Les conséquences des sanctions économiques imposées à la Russie par l’Occident se sont rapidement fait sentir, forçant ainsi le pays à se tourner vers de nouvelles avenues pour stimuler son économie (Doyle & Scrutton, 2015). Pour ce faire, les Russes ont entamé dans la région polaire la réfection de nombreuses bases militaires datant de la Guerre froide, la construction de nouvelles bases côtières et ils ont mis en place un système de défense aérienne.

De plus, afin d’assurer le contrôle du trafic dans le passage du Nord-Est et d’affirmer la présence russe dans l’Arctique, la flotte du Nord – la plus puissante de la marine russe – a été créée en 2014 (Department of Defense Arctic Strategy, 2019).

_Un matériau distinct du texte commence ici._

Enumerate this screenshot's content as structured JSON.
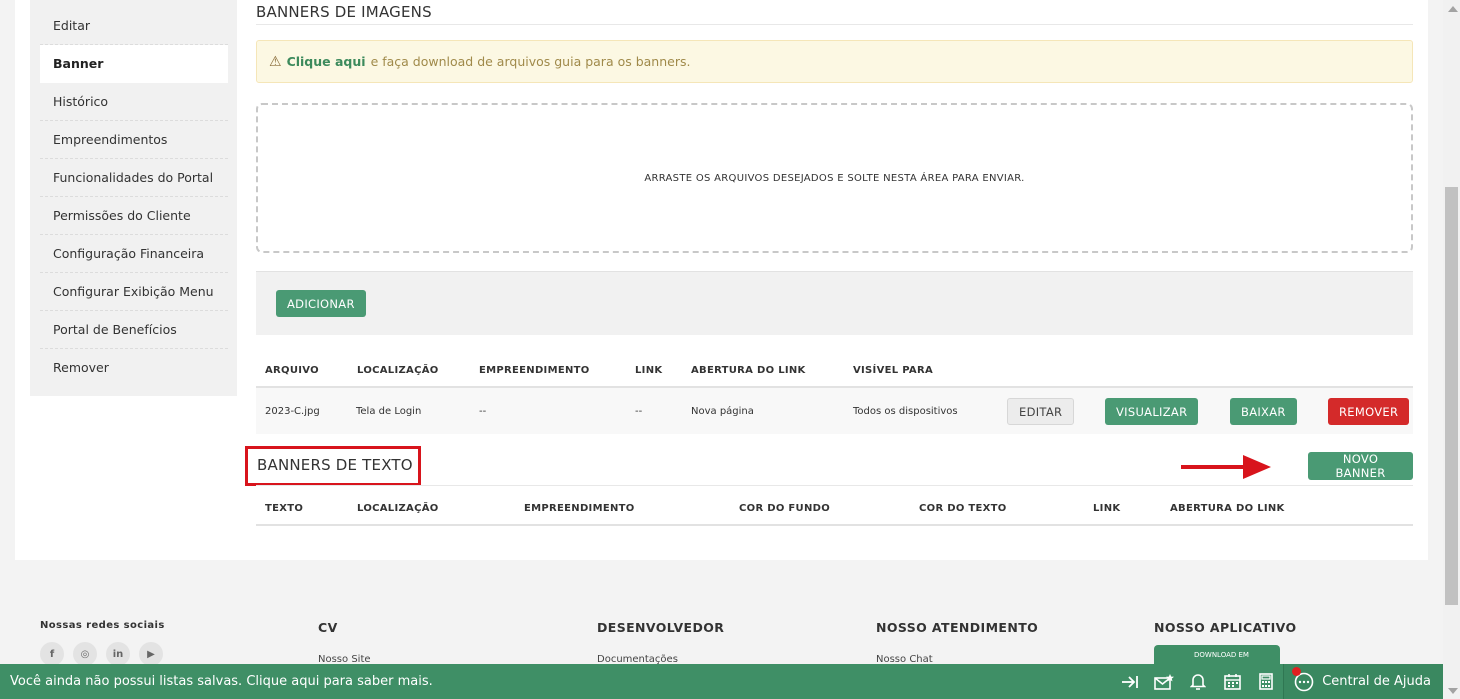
{
  "sidebar": {
    "items": [
      {
        "label": "Editar"
      },
      {
        "label": "Banner"
      },
      {
        "label": "Histórico"
      },
      {
        "label": "Empreendimentos"
      },
      {
        "label": "Funcionalidades do Portal"
      },
      {
        "label": "Permissões do Cliente"
      },
      {
        "label": "Configuração Financeira"
      },
      {
        "label": "Configurar Exibição Menu"
      },
      {
        "label": "Portal de Benefícios"
      },
      {
        "label": "Remover"
      }
    ]
  },
  "banners_imagens": {
    "title": "BANNERS DE IMAGENS",
    "alert_link": "Clique aqui",
    "alert_text": "e faça download de arquivos guia para os banners.",
    "dropzone_text": "ARRASTE OS ARQUIVOS DESEJADOS E SOLTE NESTA ÁREA PARA ENVIAR.",
    "add_button": "ADICIONAR",
    "columns": [
      "ARQUIVO",
      "LOCALIZAÇÃO",
      "EMPREENDIMENTO",
      "LINK",
      "ABERTURA DO LINK",
      "VISÍVEL PARA"
    ],
    "rows": [
      {
        "arquivo": "2023-C.jpg",
        "localizacao": "Tela de Login",
        "empreendimento": "--",
        "link": "--",
        "abertura": "Nova página",
        "visivel": "Todos os dispositivos",
        "actions": {
          "editar": "EDITAR",
          "visualizar": "VISUALIZAR",
          "baixar": "BAIXAR",
          "remover": "REMOVER"
        }
      }
    ]
  },
  "banners_texto": {
    "title": "BANNERS DE TEXTO",
    "new_button": "NOVO BANNER",
    "columns": [
      "TEXTO",
      "LOCALIZAÇÃO",
      "EMPREENDIMENTO",
      "COR DO FUNDO",
      "COR DO TEXTO",
      "LINK",
      "ABERTURA DO LINK"
    ]
  },
  "footer": {
    "social_title": "Nossas redes sociais",
    "social_icons": [
      "f",
      "◎",
      "in",
      "▶"
    ],
    "cols": [
      {
        "title": "CV",
        "link": "Nosso Site"
      },
      {
        "title": "DESENVOLVEDOR",
        "link": "Documentações"
      },
      {
        "title": "NOSSO ATENDIMENTO",
        "link": "Nosso Chat"
      },
      {
        "title": "NOSSO APLICATIVO",
        "link": ""
      }
    ],
    "store_text": "DOWNLOAD EM"
  },
  "bottombar": {
    "message": "Você ainda não possui listas salvas. Clique aqui para saber mais.",
    "help_label": "Central de Ajuda"
  },
  "colors": {
    "primary_green": "#4a9a74",
    "danger_red": "#d42a2a",
    "highlight_red": "#d8141c"
  }
}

Cette volonté d’imposer leur présence dans le Grand Nord a mené les Russes à poser des actions militaires audacieuses à proximité des limites territoriales des autres pays nordiques. Par exemple, des chasseurs et des bombardiers russes tentent régulièrement des incursions dans les espaces aériens du Canada, de la Norvège et des États-Unis. Plusieurs tentatives ont d’ailleurs été déjouées à la frontière norvégienne en une seule journée (OTAN, 2020).

Cette témérité dont la Russie fait preuve depuis quelques années a forcé la main à plusieurs pays pour rouvrir certaines infrastructures délaissées, comme la base militaire islandaise de Keflavík, et augmenter les budgets alloués à la défense nationale (Enge & Finn, 2016).

La Norvège a d’ailleurs augmenté de 7 % ses dépenses militaires en 2018 afin de se moderniser (Lagneau, 2019). L’exercice militaire Cold Response qui devait avoir lieu dans l’Arctique norvégien a cependant été annulé en raison de la pandémie de la COVID-19 (Brzozowski,2020).

Pour sa part, le Canada effectue régulièrement, de pair avec le Commandement de la défense aérospatiale de l’Amérique du Nord (NORAD), des simulations de défense aérienne, comme le Northern Edge (NORAD, 2019), par exemple. Le commandant du NORAD a d’ailleurs sommé le Canada de moderniser son système d’alerte vieillissant qui se trouve actuellement dans l’Arctique (Berthiaume, 2020).

L’utilisation de la force militaire n’est pas le seul moyen d’affirmer sa souveraineté dans le Grand Nord. En effet, plusieurs nations, telles que le Canada, le Danemark et la Russie tentent actuellement de faire reconnaître auprès de la Commission des limites du plateau continental, à l’ONU, que le pôle Nord fait partie de leur territoire (Lanteigne, 2019).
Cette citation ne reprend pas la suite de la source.